SPORTS>> Burks trying to chase down dad
Leader sports editor
Dad’s record is safe for one more year.
That’s 37 and counting.
Steve Burks set — and has held on to — the record for most points by a Cabot decathlete back in 1971, when he totaled 8,158 in winning the event.
His son Drew Burks has taken a shot at it the past two years, and no one would have been happier to see Steve’s record eclipsed than Dad himself.
“I told him, ‘Thirty-seven years on the board is just too long. You need to break that,’” Steve told his son before the 48th running of the decathlon on Wednesday at Panther Stadium in Cabot.
Though Burks didn’t break his father’s record — nor win the event — he met most of his goals this week, finishing eighth overall and posting personal bests in four of the 10 competitions.
“We are hoping for a top 10 finish,” said his high school coach, Leon White, as Burks prepared for the day’s final two events on Thursday. “So far, he’s done better in all his events than last year.”
In fact, Burks improved in all 10 events, beating his 2007 long jump by more than a foot, his high jump by six inches, his discus throw by 12 feet, his pole vault by a foot, and shaving five seconds off his 400-meters time.
That’s what had his father Steve most proud.
“Every event, he was better than what he did last year,” he said. “I was pleased with that.”

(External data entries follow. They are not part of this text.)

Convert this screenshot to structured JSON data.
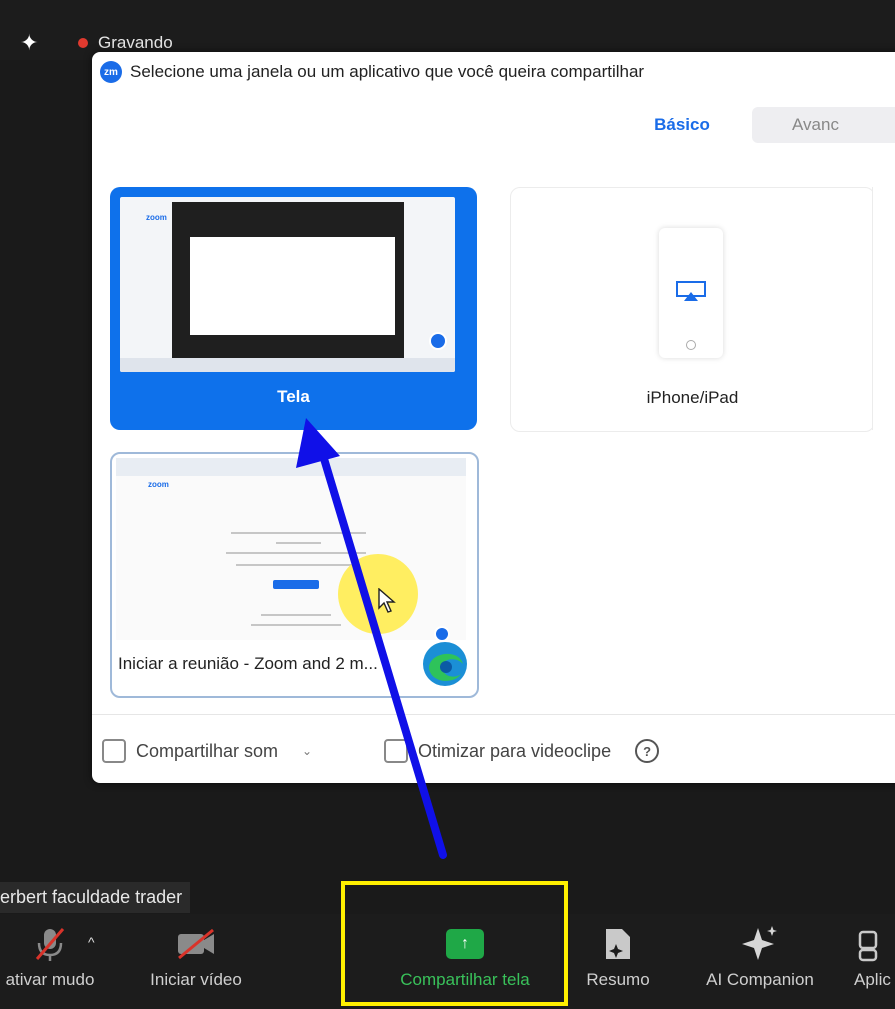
{
  "recording": {
    "label": "Gravando"
  },
  "dialog": {
    "title": "Selecione uma janela ou um aplicativo que você queira compartilhar",
    "logo_text": "zm",
    "tabs": [
      {
        "label": "Básico",
        "active": true
      },
      {
        "label": "Avanc",
        "active": false
      }
    ],
    "cards": {
      "screen": {
        "label": "Tela",
        "selected": true,
        "thumb_text": "zoom"
      },
      "iphone": {
        "label": "iPhone/iPad"
      },
      "browser": {
        "label": "Iniciar a reunião - Zoom and 2 m...",
        "thumb_text": "zoom",
        "app_icon": "edge-icon"
      }
    },
    "options": {
      "share_sound": {
        "label": "Compartilhar som",
        "checked": false
      },
      "optimize_video": {
        "label": "Otimizar para videoclipe",
        "checked": false
      }
    }
  },
  "participant": {
    "name": "erbert faculdade trader"
  },
  "toolbar": {
    "items": [
      {
        "label": "ativar mudo",
        "icon": "mic-muted-icon"
      },
      {
        "label": "Iniciar vídeo",
        "icon": "video-off-icon"
      },
      {
        "label": "Compartilhar tela",
        "icon": "share-screen-icon"
      },
      {
        "label": "Resumo",
        "icon": "summary-icon"
      },
      {
        "label": "AI Companion",
        "icon": "sparkle-icon"
      },
      {
        "label": "Aplic",
        "icon": "apps-icon"
      }
    ]
  },
  "colors": {
    "accent": "#0e71eb",
    "share_green": "#1fa847",
    "highlight": "#ffef00",
    "annotation_arrow": "#1010e8"
  }
}
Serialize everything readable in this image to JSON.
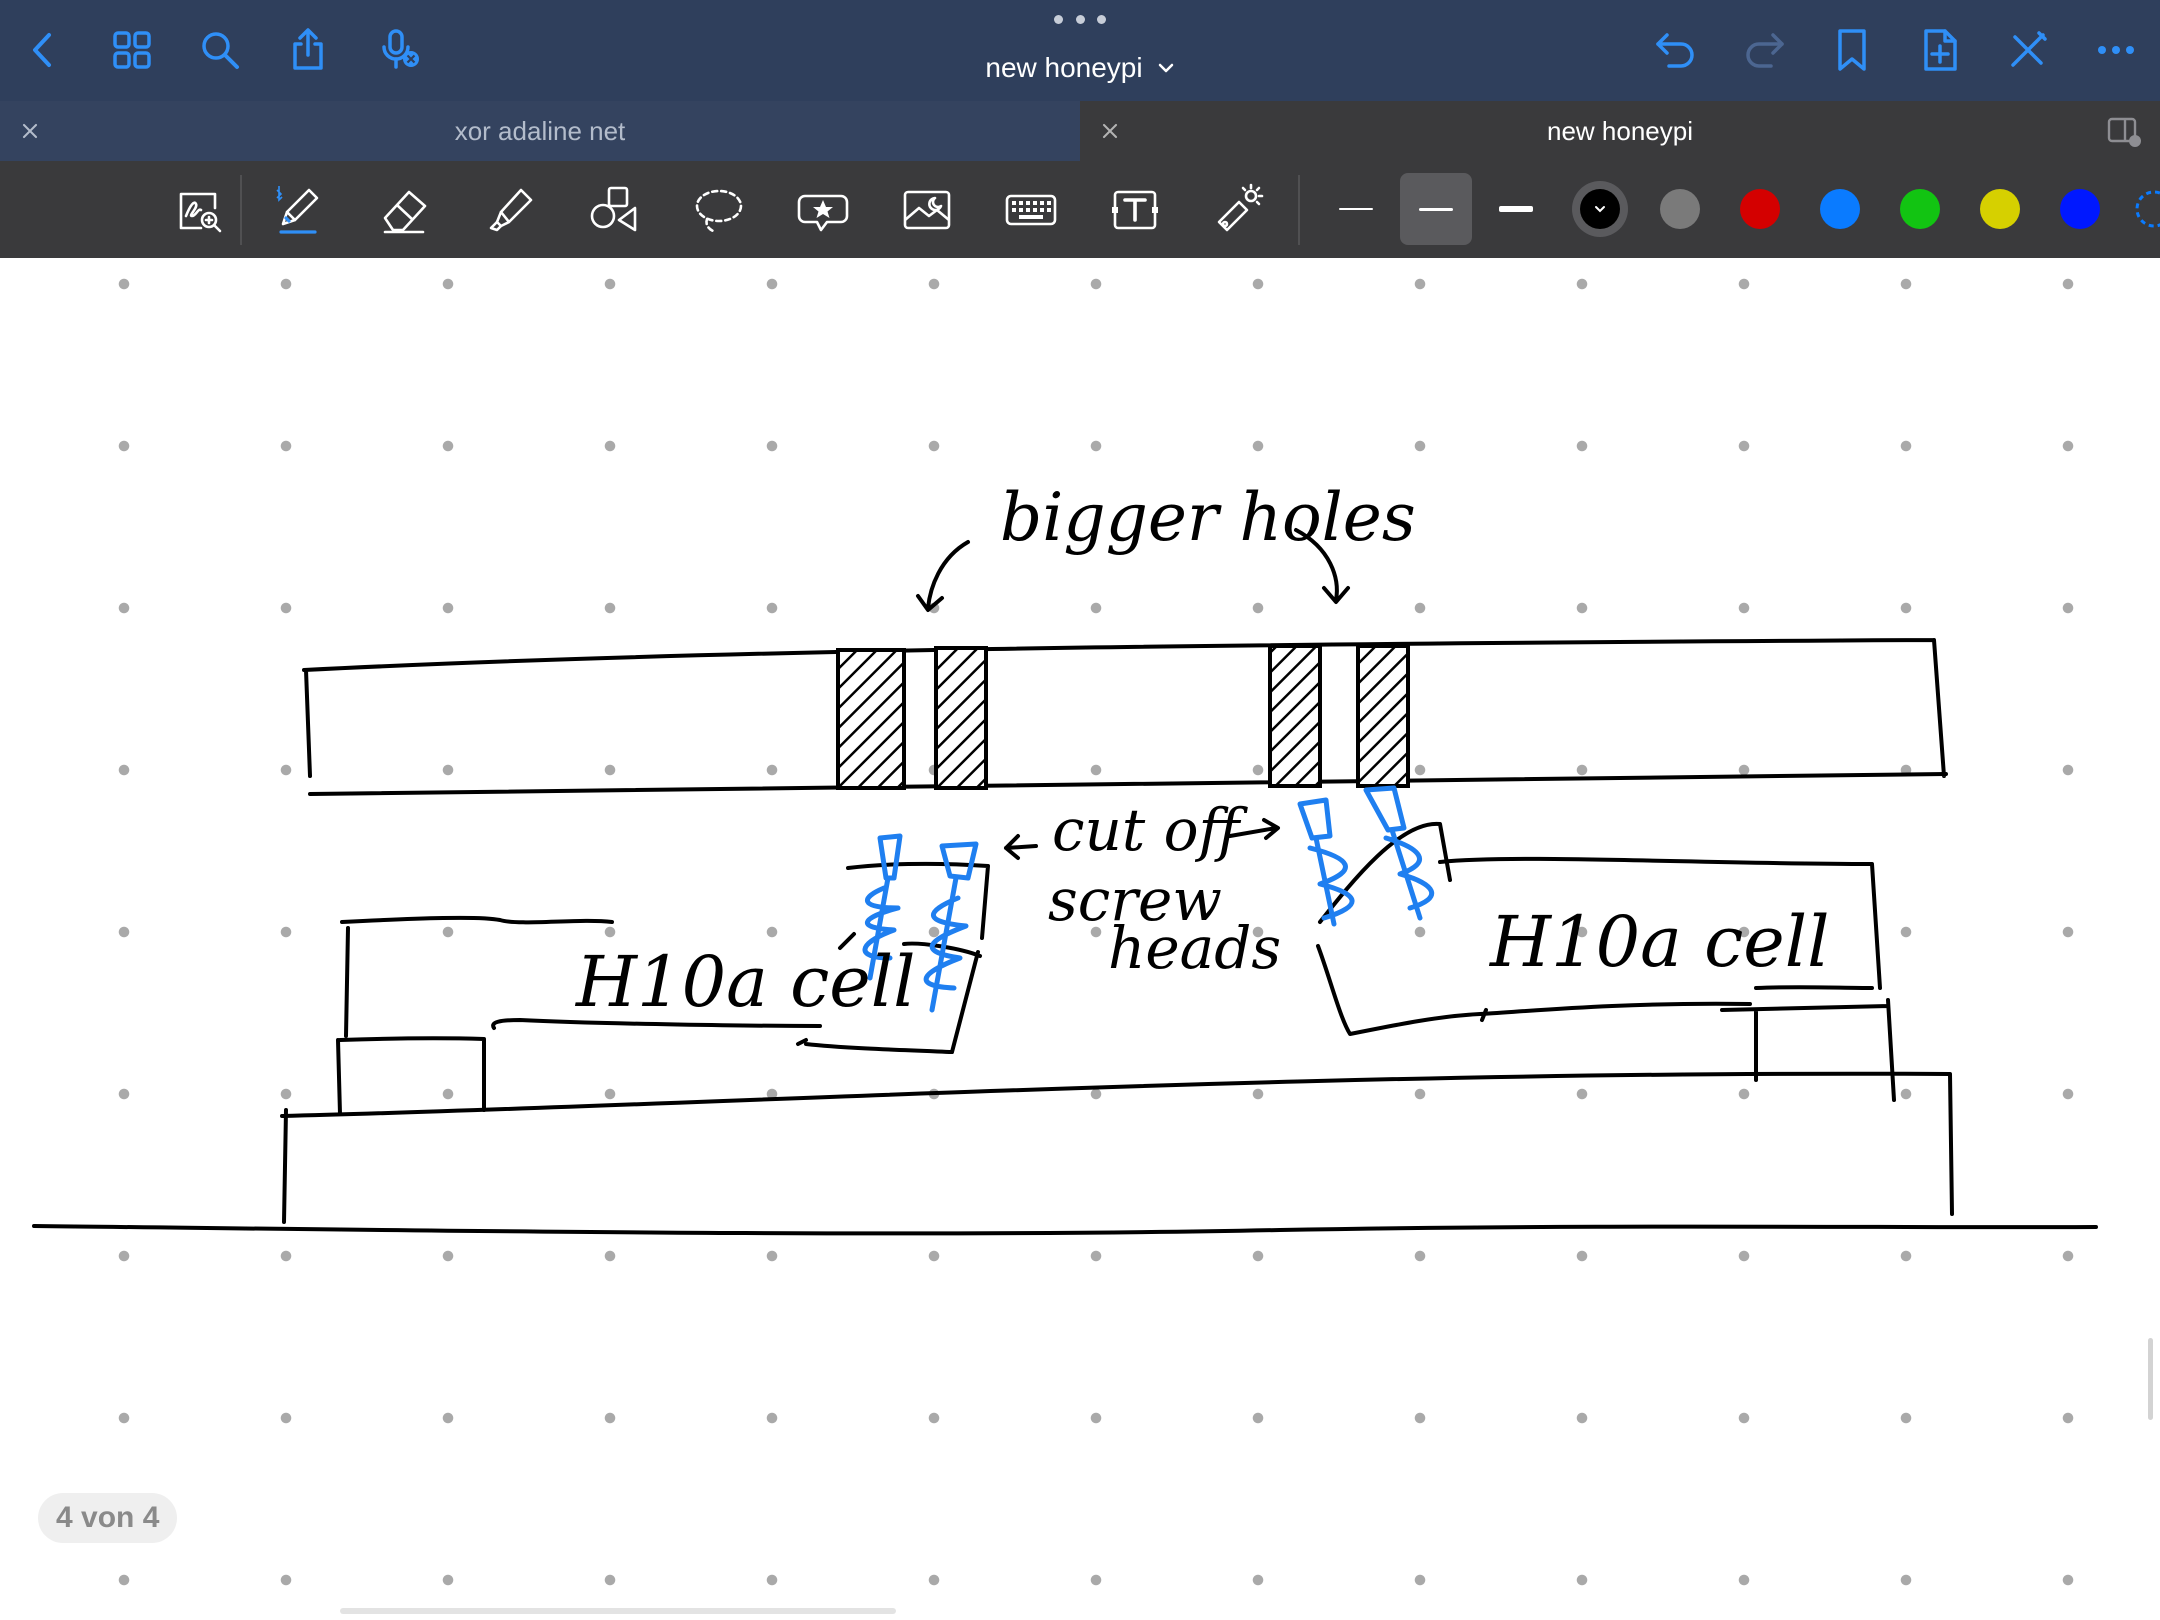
{
  "navbar": {
    "title": "new honeypi",
    "icons": [
      "back-icon",
      "grid-icon",
      "search-icon",
      "share-icon",
      "microphone-icon",
      "undo-icon",
      "redo-icon",
      "bookmark-icon",
      "add-page-icon",
      "close-edit-icon",
      "more-icon"
    ]
  },
  "tabs": [
    {
      "label": "xor adaline net",
      "active": false
    },
    {
      "label": "new honeypi",
      "active": true
    }
  ],
  "toolbar": {
    "tools": [
      "zoom-window",
      "pen",
      "eraser",
      "highlighter",
      "shapes",
      "lasso",
      "elements",
      "image",
      "keyboard",
      "text-box",
      "laser-pointer"
    ],
    "selected_tool": "pen",
    "stroke_widths": [
      "thin",
      "medium",
      "thick"
    ],
    "selected_stroke": "medium",
    "colors": [
      "#000000",
      "#7a7a7a",
      "#d40000",
      "#0a7bff",
      "#12c412",
      "#d6d000",
      "#0018ff"
    ],
    "selected_color": "#000000"
  },
  "sketch": {
    "label_top": "bigger holes",
    "label_middle_1": "cut off",
    "label_middle_2": "screw",
    "label_middle_3": "heads",
    "label_left_cell": "H10a cell",
    "label_right_cell": "H10a cell",
    "ink_color": "#000000",
    "screw_color": "#1f7ff0"
  },
  "page_indicator": "4 von 4"
}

Teammate Jared Santiago also met his goal of a top 25 finish, White said. Santiago finished in 25th place after a 35th –place finish a year ago.

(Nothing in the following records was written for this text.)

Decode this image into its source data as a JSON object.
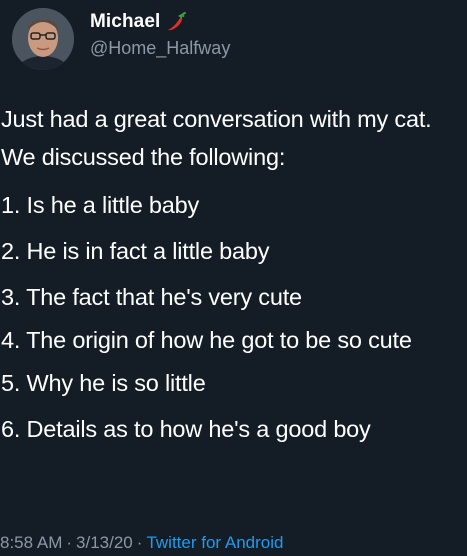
{
  "author": {
    "display_name": "Michael",
    "handle": "@Home_Halfway",
    "badge_icon": "chili-pepper-icon"
  },
  "tweet": {
    "intro": "Just had a great conversation with my cat. We discussed the following:",
    "items": [
      "1. Is he a little baby",
      "2. He is in fact a little baby",
      "3. The fact that he's very cute",
      "4. The origin of how he got to be so cute",
      "5. Why he is so little",
      "6. Details as to how he's a good boy"
    ]
  },
  "meta": {
    "time": "8:58 AM",
    "date": "3/13/20",
    "separator": "·",
    "source": "Twitter for Android"
  },
  "colors": {
    "background": "#141d26",
    "text": "#ffffff",
    "secondary": "#8b98a5",
    "link": "#1d9bf0",
    "chili": "#e0302a"
  }
}
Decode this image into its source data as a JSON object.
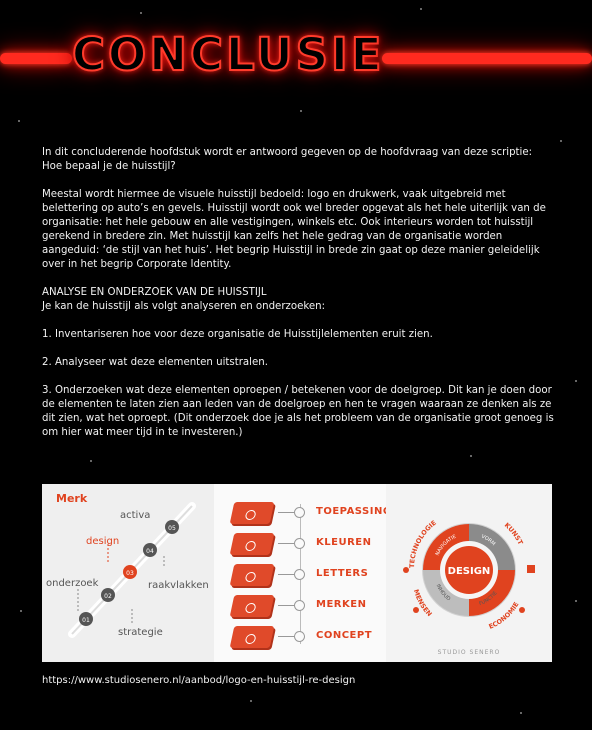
{
  "title": "CONCLUSIE",
  "intro": {
    "line1": "In dit concluderende hoofdstuk wordt er antwoord gegeven op de hoofdvraag van deze scriptie:",
    "line2": "Hoe bepaal je de huisstijl?"
  },
  "paragraph": "Meestal wordt hiermee de visuele huisstijl bedoeld: logo en drukwerk, vaak uitgebreid met belettering op auto’s en gevels. Huisstijl wordt ook wel breder opgevat als het hele uiterlijk van de organisatie: het hele gebouw en alle vestigingen, winkels etc. Ook interieurs worden tot huisstijl gerekend in bredere zin. Met huisstijl kan zelfs het hele gedrag van de organisatie worden aangeduid: ‘de stijl van het huis’. Het begrip Huisstijl in brede zin gaat op deze manier geleidelijk over in het begrip Corporate Identity.",
  "analysis": {
    "heading": "ANALYSE EN ONDERZOEK VAN DE HUISSTIJL",
    "subheading": "Je kan de huisstijl als volgt analyseren en onderzoeken:",
    "step1": "1. Inventariseren hoe voor deze organisatie de Huisstijlelementen eruit zien.",
    "step2": "2. Analyseer wat deze elementen uitstralen.",
    "step3": "3. Onderzoeken wat deze elementen oproepen / betekenen voor de doelgroep. Dit kan je doen door de elementen te laten zien aan leden van de doelgroep en hen te vragen waaraan ze denken als ze dit zien, wat het oproept. (Dit onderzoek doe je als het probleem van de organisatie groot genoeg is om hier wat meer tijd in te investeren.)"
  },
  "graphic": {
    "merk": "Merk",
    "words": [
      "activa",
      "design",
      "onderzoek",
      "raakvlakken",
      "strategie"
    ],
    "numbers": [
      "01",
      "02",
      "03",
      "04",
      "05"
    ],
    "list": [
      "TOEPASSINGEN",
      "KLEUREN",
      "LETTERS",
      "MERKEN",
      "CONCEPT"
    ],
    "wheel": {
      "center": "DESIGN",
      "inner": [
        "NAVIGATIE",
        "VORM",
        "FUNCTIE",
        "INHOUD"
      ],
      "outer": [
        "TECHNOLOGIE",
        "KUNST",
        "ECONOMIE",
        "MENSEN"
      ],
      "brand": "STUDIO SENERO"
    }
  },
  "url": "https://www.studiosenero.nl/aanbod/logo-en-huisstijl-re-design",
  "colors": {
    "neon": "#ff2a1f",
    "accent": "#e0431f",
    "background": "#000000"
  }
}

Burks, whose finished 19th last year, runs the hurdles and competes in the triple jump, discus and high jump during the regular track season. He posted personal bests in the shot, the discus, the pole vault and the high jump.
In posting his school-record total in 1971, Steve Burks said he scored 1,000 points out of the high jump — his specialty — and the triple jump, and nearly reached 1,000 in the quarter mile.
Drew’s first love is baseball, and he missed several track events during the regular season to play for the Cabot Panthers.
“He’s good in everything,” White said. “His dream is to play pro baseball. I think the decathlon is something he got interested in because of his daddy. He’s a good kid and he works at everything.”
Just a junior, Burks plans on taking another shot at Dad’s record again next year.
“It’s always fun,” he said. “It’s not even like competition, really. You just have to race against the clock and do your best. You’re competing against yourself.”
Michael Tibbs of Rogers won the event on Thursday by more than 600 points. But his total of 8,065 would have been good for only second place in 1971.